Mówi: | Joanna Brodzik |
Funkcja: | aktorka |
Joanna Brodzik zagra lesbijkę. Do roli w spektaklu nauczyła się boksować
Joanna Brodzik zagra jedną z głównych ról w spektaklu „Di, Viv i Rose” w reżyserii Macieja Kowalewskiego. W sztuce wystawianej na deskach Teatru Capitol w Warszawie występują ponadto Daria Widawska i Małgorzata Lipman. Brodzik na potrzeby roli lesbijki musiała przejść intensywny trening bokserski.
W spektaklu Brodzik wciela się w Di, opisywaną jako lesbijkę i amatorkę boksu. Partnerująca jej na scenie Małgorzata Lipman gra Viv, studentkę socjologii, zaś Widawska odegra postać Rose, singielkę zainteresowaną modą.
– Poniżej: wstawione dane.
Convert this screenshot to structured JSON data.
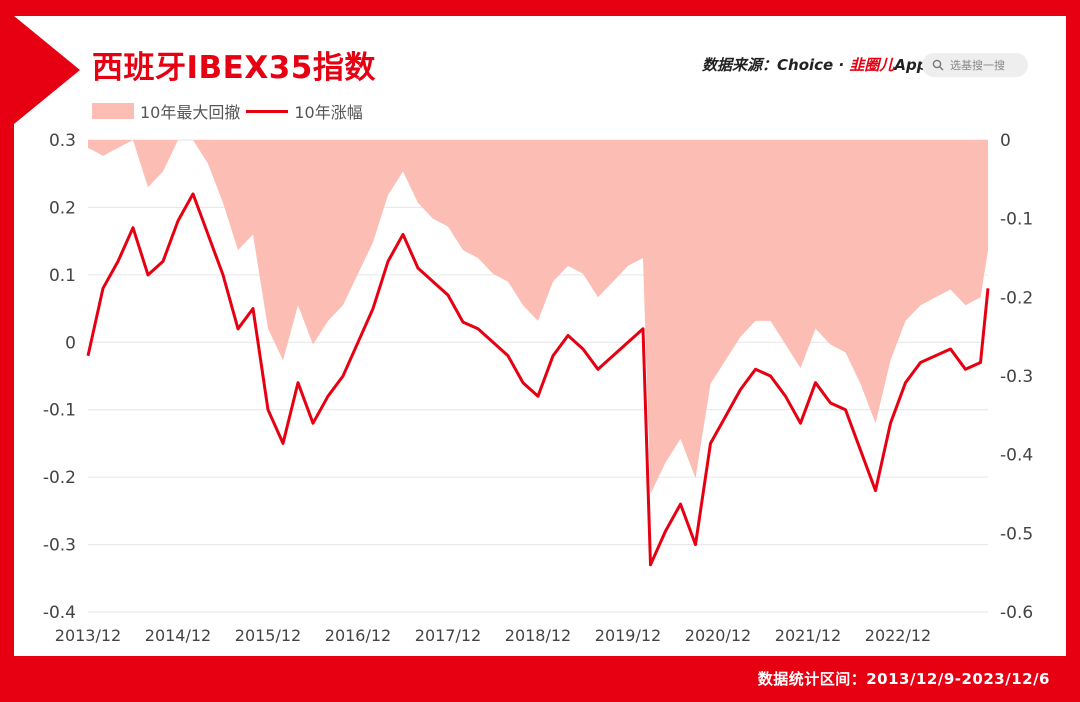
{
  "title": "西班牙IBEX35指数",
  "source": {
    "prefix": "数据来源：",
    "provider": "Choice",
    "separator": "·",
    "brand": "韭圈儿",
    "app": "App"
  },
  "search": {
    "icon": "search-icon",
    "placeholder": "选基搜一搜"
  },
  "legend": {
    "drawdown_label": "10年最大回撤",
    "return_label": "10年涨幅"
  },
  "footer": "数据统计区间：2013/12/9-2023/12/6",
  "colors": {
    "accent": "#e60012",
    "drawdown_fill": "#fbbdb4",
    "grid": "#e6e6e6"
  },
  "chart_data": {
    "type": "line",
    "grid": "horizontal",
    "legend_position": "top-left",
    "x_ticks": [
      "2013/12",
      "2014/12",
      "2015/12",
      "2016/12",
      "2017/12",
      "2018/12",
      "2019/12",
      "2020/12",
      "2021/12",
      "2022/12"
    ],
    "y_left": {
      "ticks": [
        "0.3",
        "0.2",
        "0.1",
        "0",
        "-0.1",
        "-0.2",
        "-0.3",
        "-0.4"
      ],
      "range": [
        -0.4,
        0.3
      ]
    },
    "y_right": {
      "ticks": [
        "0",
        "-0.1",
        "-0.2",
        "-0.3",
        "-0.4",
        "-0.5",
        "-0.6"
      ],
      "range": [
        -0.6,
        0
      ]
    },
    "series": [
      {
        "name": "10年涨幅",
        "kind": "line",
        "axis": "left",
        "x": [
          "2013-12",
          "2014-02",
          "2014-04",
          "2014-06",
          "2014-08",
          "2014-10",
          "2014-12",
          "2015-02",
          "2015-04",
          "2015-06",
          "2015-08",
          "2015-10",
          "2015-12",
          "2016-02",
          "2016-04",
          "2016-06",
          "2016-08",
          "2016-10",
          "2016-12",
          "2017-02",
          "2017-04",
          "2017-06",
          "2017-08",
          "2017-10",
          "2017-12",
          "2018-02",
          "2018-04",
          "2018-06",
          "2018-08",
          "2018-10",
          "2018-12",
          "2019-02",
          "2019-04",
          "2019-06",
          "2019-08",
          "2019-10",
          "2019-12",
          "2020-02",
          "2020-03",
          "2020-05",
          "2020-07",
          "2020-09",
          "2020-11",
          "2021-01",
          "2021-03",
          "2021-05",
          "2021-07",
          "2021-09",
          "2021-11",
          "2022-01",
          "2022-03",
          "2022-05",
          "2022-07",
          "2022-09",
          "2022-11",
          "2023-01",
          "2023-03",
          "2023-05",
          "2023-07",
          "2023-09",
          "2023-11",
          "2023-12"
        ],
        "values": [
          -0.02,
          0.08,
          0.12,
          0.17,
          0.1,
          0.12,
          0.18,
          0.22,
          0.16,
          0.1,
          0.02,
          0.05,
          -0.1,
          -0.15,
          -0.06,
          -0.12,
          -0.08,
          -0.05,
          0.0,
          0.05,
          0.12,
          0.16,
          0.11,
          0.09,
          0.07,
          0.03,
          0.02,
          0.0,
          -0.02,
          -0.06,
          -0.08,
          -0.02,
          0.01,
          -0.01,
          -0.04,
          -0.02,
          0.0,
          0.02,
          -0.33,
          -0.28,
          -0.24,
          -0.3,
          -0.15,
          -0.11,
          -0.07,
          -0.04,
          -0.05,
          -0.08,
          -0.12,
          -0.06,
          -0.09,
          -0.1,
          -0.16,
          -0.22,
          -0.12,
          -0.06,
          -0.03,
          -0.02,
          -0.01,
          -0.04,
          -0.03,
          0.08
        ]
      },
      {
        "name": "10年最大回撤",
        "kind": "area",
        "axis": "right",
        "x": [
          "2013-12",
          "2014-02",
          "2014-04",
          "2014-06",
          "2014-08",
          "2014-10",
          "2014-12",
          "2015-02",
          "2015-04",
          "2015-06",
          "2015-08",
          "2015-10",
          "2015-12",
          "2016-02",
          "2016-04",
          "2016-06",
          "2016-08",
          "2016-10",
          "2016-12",
          "2017-02",
          "2017-04",
          "2017-06",
          "2017-08",
          "2017-10",
          "2017-12",
          "2018-02",
          "2018-04",
          "2018-06",
          "2018-08",
          "2018-10",
          "2018-12",
          "2019-02",
          "2019-04",
          "2019-06",
          "2019-08",
          "2019-10",
          "2019-12",
          "2020-02",
          "2020-03",
          "2020-05",
          "2020-07",
          "2020-09",
          "2020-11",
          "2021-01",
          "2021-03",
          "2021-05",
          "2021-07",
          "2021-09",
          "2021-11",
          "2022-01",
          "2022-03",
          "2022-05",
          "2022-07",
          "2022-09",
          "2022-11",
          "2023-01",
          "2023-03",
          "2023-05",
          "2023-07",
          "2023-09",
          "2023-11",
          "2023-12"
        ],
        "values": [
          -0.01,
          -0.02,
          -0.01,
          0.0,
          -0.06,
          -0.04,
          0.0,
          0.0,
          -0.03,
          -0.08,
          -0.14,
          -0.12,
          -0.24,
          -0.28,
          -0.21,
          -0.26,
          -0.23,
          -0.21,
          -0.17,
          -0.13,
          -0.07,
          -0.04,
          -0.08,
          -0.1,
          -0.11,
          -0.14,
          -0.15,
          -0.17,
          -0.18,
          -0.21,
          -0.23,
          -0.18,
          -0.16,
          -0.17,
          -0.2,
          -0.18,
          -0.16,
          -0.15,
          -0.45,
          -0.41,
          -0.38,
          -0.43,
          -0.31,
          -0.28,
          -0.25,
          -0.23,
          -0.23,
          -0.26,
          -0.29,
          -0.24,
          -0.26,
          -0.27,
          -0.31,
          -0.36,
          -0.28,
          -0.23,
          -0.21,
          -0.2,
          -0.19,
          -0.21,
          -0.2,
          -0.14
        ]
      }
    ]
  }
}
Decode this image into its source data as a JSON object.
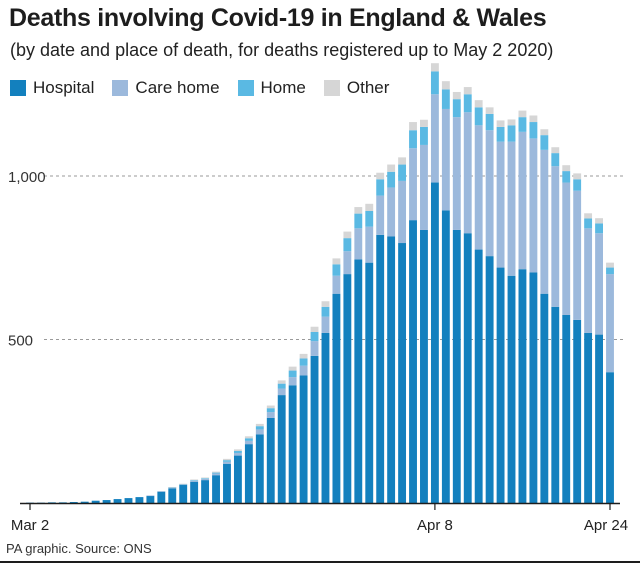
{
  "title": "Deaths involving Covid-19 in England & Wales",
  "subtitle": "(by date and place of death, for deaths registered up to May 2 2020)",
  "source": "PA graphic. Source: ONS",
  "legend": [
    {
      "label": "Hospital",
      "color": "#1380be"
    },
    {
      "label": "Care home",
      "color": "#9cb9dc"
    },
    {
      "label": "Home",
      "color": "#5ab9e3"
    },
    {
      "label": "Other",
      "color": "#d6d6d6"
    }
  ],
  "chart_data": {
    "type": "bar",
    "stacked": true,
    "ylim": [
      0,
      1350
    ],
    "yticks": [
      {
        "value": 500,
        "label": "500"
      },
      {
        "value": 1000,
        "label": "1,000"
      }
    ],
    "grid": "horizontal dashed",
    "legend_position": "top-left",
    "xtick_labels": [
      {
        "index": 0,
        "label": "Mar 2"
      },
      {
        "index": 37,
        "label": "Apr 8"
      },
      {
        "index": 53,
        "label": "Apr 24"
      }
    ],
    "categories": [
      "Mar 2",
      "Mar 3",
      "Mar 4",
      "Mar 5",
      "Mar 6",
      "Mar 7",
      "Mar 8",
      "Mar 9",
      "Mar 10",
      "Mar 11",
      "Mar 12",
      "Mar 13",
      "Mar 14",
      "Mar 15",
      "Mar 16",
      "Mar 17",
      "Mar 18",
      "Mar 19",
      "Mar 20",
      "Mar 21",
      "Mar 22",
      "Mar 23",
      "Mar 24",
      "Mar 25",
      "Mar 26",
      "Mar 27",
      "Mar 28",
      "Mar 29",
      "Mar 30",
      "Mar 31",
      "Apr 1",
      "Apr 2",
      "Apr 3",
      "Apr 4",
      "Apr 5",
      "Apr 6",
      "Apr 7",
      "Apr 8",
      "Apr 9",
      "Apr 10",
      "Apr 11",
      "Apr 12",
      "Apr 13",
      "Apr 14",
      "Apr 15",
      "Apr 16",
      "Apr 17",
      "Apr 18",
      "Apr 19",
      "Apr 20",
      "Apr 21",
      "Apr 22",
      "Apr 23",
      "Apr 24"
    ],
    "series": [
      {
        "name": "Hospital",
        "color": "#1380be",
        "values": [
          1,
          1,
          2,
          2,
          3,
          4,
          7,
          9,
          12,
          15,
          18,
          22,
          35,
          45,
          55,
          65,
          70,
          85,
          120,
          145,
          180,
          210,
          260,
          330,
          360,
          390,
          450,
          520,
          640,
          700,
          745,
          735,
          820,
          815,
          795,
          865,
          835,
          980,
          895,
          835,
          825,
          775,
          755,
          720,
          695,
          715,
          705,
          640,
          600,
          575,
          560,
          520,
          515,
          400
        ]
      },
      {
        "name": "Care home",
        "color": "#9cb9dc",
        "values": [
          0,
          0,
          0,
          0,
          0,
          0,
          0,
          0,
          0,
          0,
          0,
          1,
          1,
          2,
          2,
          3,
          4,
          5,
          6,
          8,
          10,
          15,
          18,
          20,
          25,
          30,
          45,
          50,
          55,
          70,
          95,
          110,
          120,
          150,
          190,
          220,
          260,
          270,
          310,
          345,
          370,
          380,
          385,
          385,
          410,
          420,
          410,
          440,
          430,
          405,
          395,
          320,
          310,
          300
        ]
      },
      {
        "name": "Home",
        "color": "#5ab9e3",
        "values": [
          0,
          0,
          0,
          0,
          0,
          0,
          0,
          0,
          0,
          0,
          0,
          0,
          0,
          1,
          1,
          2,
          2,
          3,
          5,
          6,
          8,
          10,
          12,
          15,
          20,
          22,
          28,
          30,
          35,
          40,
          45,
          48,
          50,
          48,
          50,
          55,
          55,
          70,
          60,
          55,
          55,
          55,
          50,
          45,
          50,
          45,
          50,
          45,
          40,
          35,
          35,
          30,
          30,
          20
        ]
      },
      {
        "name": "Other",
        "color": "#d6d6d6",
        "values": [
          0,
          0,
          0,
          0,
          0,
          0,
          0,
          0,
          0,
          0,
          0,
          0,
          0,
          1,
          1,
          2,
          2,
          3,
          4,
          5,
          6,
          7,
          8,
          10,
          12,
          14,
          16,
          17,
          18,
          20,
          20,
          22,
          20,
          22,
          22,
          25,
          22,
          25,
          25,
          22,
          22,
          22,
          20,
          20,
          18,
          20,
          20,
          18,
          18,
          18,
          18,
          16,
          16,
          15
        ]
      }
    ]
  }
}
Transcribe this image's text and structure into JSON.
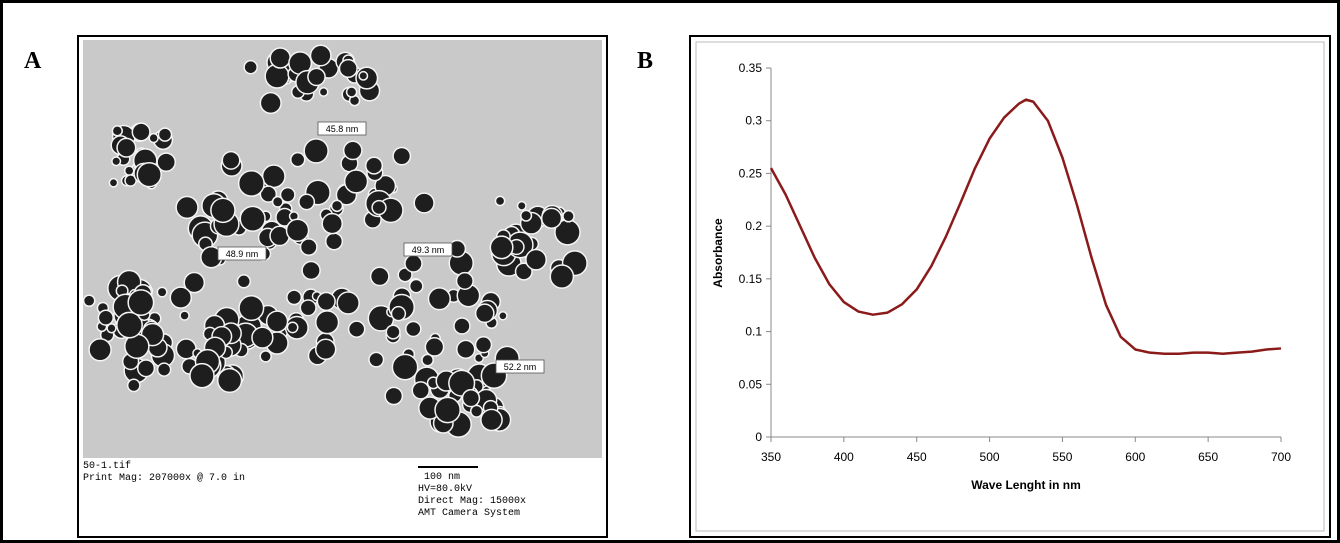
{
  "panels": {
    "a": "A",
    "b": "B"
  },
  "micrograph": {
    "measurements": [
      "45.8 nm",
      "48.9 nm",
      "49.3 nm",
      "52.2 nm"
    ],
    "file": "50-1.tif",
    "print_mag": "Print Mag: 207000x @ 7.0 in",
    "scale_bar": "100 nm",
    "hv": "HV=80.0kV",
    "direct_mag": "Direct Mag: 15000x",
    "camera": "AMT Camera System"
  },
  "chart_data": {
    "type": "line",
    "x": [
      350,
      360,
      370,
      380,
      390,
      400,
      410,
      420,
      430,
      440,
      450,
      460,
      470,
      480,
      490,
      500,
      510,
      520,
      525,
      530,
      540,
      550,
      560,
      570,
      580,
      590,
      600,
      610,
      620,
      630,
      640,
      650,
      660,
      670,
      680,
      690,
      700
    ],
    "values": [
      0.255,
      0.23,
      0.2,
      0.17,
      0.145,
      0.128,
      0.119,
      0.116,
      0.118,
      0.126,
      0.14,
      0.162,
      0.19,
      0.222,
      0.255,
      0.283,
      0.303,
      0.316,
      0.32,
      0.318,
      0.3,
      0.265,
      0.22,
      0.17,
      0.125,
      0.095,
      0.083,
      0.08,
      0.079,
      0.079,
      0.08,
      0.08,
      0.079,
      0.08,
      0.081,
      0.083,
      0.084
    ],
    "color": "#8b1a1a",
    "xlabel": "Wave Lenght in nm",
    "ylabel": "Absorbance",
    "xlim": [
      350,
      700
    ],
    "xticks": [
      350,
      400,
      450,
      500,
      550,
      600,
      650,
      700
    ],
    "ylim": [
      0,
      0.35
    ],
    "yticks": [
      0,
      0.05,
      0.1,
      0.15,
      0.2,
      0.25,
      0.3,
      0.35
    ]
  }
}
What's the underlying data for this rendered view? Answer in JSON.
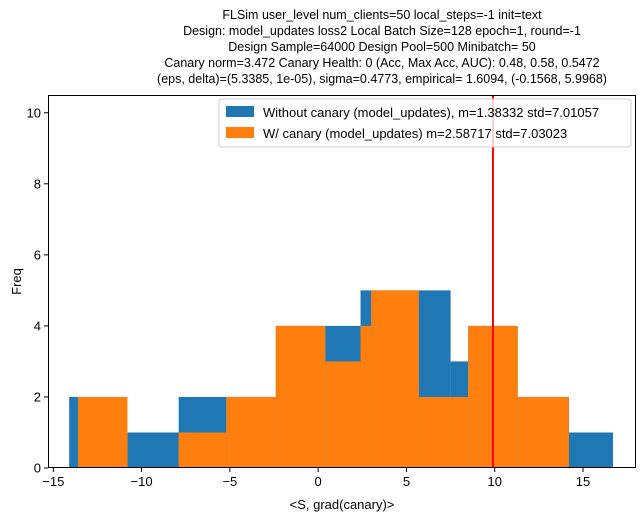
{
  "chart_data": {
    "type": "bar",
    "title_lines": [
      "FLSim user_level num_clients=50 local_steps=-1 init=text",
      "Design: model_updates loss2 Local Batch Size=128 epoch=1, round=-1",
      "Design Sample=64000 Design Pool=500 Minibatch= 50",
      "Canary norm=3.472 Canary Health: 0 (Acc, Max Acc, AUC): 0.48, 0.58, 0.5472",
      "(eps, delta)=(5.3385, 1e-05), sigma=0.4773, empirical= 1.6094, (-0.1568, 5.9968)"
    ],
    "xlabel": "<S, grad(canary)>",
    "ylabel": "Freq",
    "xlim": [
      -15.3,
      18.0
    ],
    "ylim": [
      0,
      10.5
    ],
    "xticks": [
      -15,
      -10,
      -5,
      0,
      5,
      10,
      15
    ],
    "xtick_labels": [
      "−15",
      "−10",
      "−5",
      "0",
      "5",
      "10",
      "15"
    ],
    "yticks": [
      0,
      2,
      4,
      6,
      8,
      10
    ],
    "ytick_labels": [
      "0",
      "2",
      "4",
      "6",
      "8",
      "10"
    ],
    "grid": false,
    "legend_position": "top-right",
    "vline": {
      "x": 9.9,
      "color": "#ff0000"
    },
    "series": [
      {
        "name": "Without canary (model_updates), m=1.38332 std=7.01057",
        "color": "#1f77b4",
        "bins": [
          {
            "x0": -14.1,
            "x1": -13.6,
            "count": 2
          },
          {
            "x0": -13.6,
            "x1": -10.8,
            "count": 0
          },
          {
            "x0": -10.8,
            "x1": -7.9,
            "count": 1
          },
          {
            "x0": -7.9,
            "x1": -5.2,
            "count": 2
          },
          {
            "x0": -5.2,
            "x1": -2.4,
            "count": 2
          },
          {
            "x0": -2.4,
            "x1": 0.4,
            "count": 4
          },
          {
            "x0": 0.4,
            "x1": 2.4,
            "count": 4
          },
          {
            "x0": 2.4,
            "x1": 3.0,
            "count": 5
          },
          {
            "x0": 3.0,
            "x1": 5.7,
            "count": 5
          },
          {
            "x0": 5.7,
            "x1": 7.5,
            "count": 5
          },
          {
            "x0": 7.5,
            "x1": 8.5,
            "count": 3
          },
          {
            "x0": 8.5,
            "x1": 11.3,
            "count": 4
          },
          {
            "x0": 11.3,
            "x1": 14.2,
            "count": 2
          },
          {
            "x0": 14.2,
            "x1": 16.7,
            "count": 1
          }
        ]
      },
      {
        "name": "W/ canary (model_updates) m=2.58717 std=7.03023",
        "color": "#ff7f0e",
        "bins": [
          {
            "x0": -13.6,
            "x1": -10.8,
            "count": 2
          },
          {
            "x0": -10.8,
            "x1": -7.9,
            "count": 0
          },
          {
            "x0": -7.9,
            "x1": -5.2,
            "count": 1
          },
          {
            "x0": -5.2,
            "x1": -2.4,
            "count": 2
          },
          {
            "x0": -2.4,
            "x1": 0.4,
            "count": 4
          },
          {
            "x0": 0.4,
            "x1": 2.4,
            "count": 3
          },
          {
            "x0": 2.4,
            "x1": 3.0,
            "count": 4
          },
          {
            "x0": 3.0,
            "x1": 5.7,
            "count": 5
          },
          {
            "x0": 5.7,
            "x1": 7.5,
            "count": 2
          },
          {
            "x0": 7.5,
            "x1": 8.5,
            "count": 2
          },
          {
            "x0": 8.5,
            "x1": 11.3,
            "count": 4
          },
          {
            "x0": 11.3,
            "x1": 14.2,
            "count": 2
          }
        ]
      }
    ]
  }
}
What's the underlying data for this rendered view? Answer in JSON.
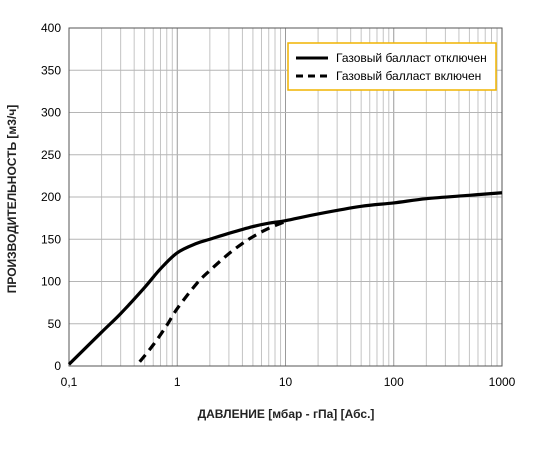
{
  "chart_data": {
    "type": "line",
    "xlabel": "ДАВЛЕНИЕ [мбар - гПа] [Абс.]",
    "ylabel": "ПРОИЗВОДИТЕЛЬНОСТЬ [м3/ч]",
    "x_scale": "log",
    "xlim": [
      0.1,
      1000
    ],
    "ylim": [
      0,
      400
    ],
    "x_ticks": [
      0.1,
      1,
      10,
      100,
      1000
    ],
    "x_tick_labels": [
      "0,1",
      "1",
      "10",
      "100",
      "1000"
    ],
    "y_ticks": [
      0,
      50,
      100,
      150,
      200,
      250,
      300,
      350,
      400
    ],
    "y_tick_labels": [
      "0",
      "50",
      "100",
      "150",
      "200",
      "250",
      "300",
      "350",
      "400"
    ],
    "grid": true,
    "legend_position": "top-right",
    "legend_border_color": "#f0b400",
    "series": [
      {
        "name": "Газовый балласт отключен",
        "style": "solid",
        "color": "#000000",
        "x": [
          0.1,
          0.2,
          0.3,
          0.5,
          0.7,
          1.0,
          1.5,
          2,
          3,
          5,
          7,
          10,
          20,
          50,
          100,
          200,
          500,
          1000
        ],
        "y": [
          2,
          40,
          62,
          93,
          115,
          134,
          145,
          150,
          157,
          165,
          169,
          172,
          180,
          189,
          193,
          198,
          202,
          205
        ]
      },
      {
        "name": "Газовый балласт включен",
        "style": "dashed",
        "color": "#000000",
        "x": [
          0.45,
          0.6,
          0.8,
          1.0,
          1.5,
          2,
          3,
          4,
          5,
          7,
          10
        ],
        "y": [
          5,
          25,
          48,
          68,
          97,
          113,
          133,
          145,
          153,
          163,
          171
        ]
      }
    ]
  }
}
– Chcieliśmy, żeby Di dawała sygnał, że jest osobą, która może się obronić. Ona jest bardzo doświadczona przez los, co potem rzutuje na resztę jej życia. Pomyśleliśmy, że na scenie dobrze będzie wyglądał boks. Kiedy znalazłam sobie trenera, okazało się, że aby trenować, trzeba mieć kondycję, której ja nie mam. Po dwóch minutach padałam na twarz. Dzięki Di nie tylko dowiedziałam się, jakie dziewczyny by mi się podobały, ale też mam nowe mięśnie – mówi agencji informacyjnej Newseria Lifestyle Joanna Brodzik.
Intensywne treningi sprawiły, że Brodzik na poważnie zainteresowała się boksem. Aktorka często wykorzystuje doświadczenie zdobyte na planach seriali lub filmów w prywatnym życiu.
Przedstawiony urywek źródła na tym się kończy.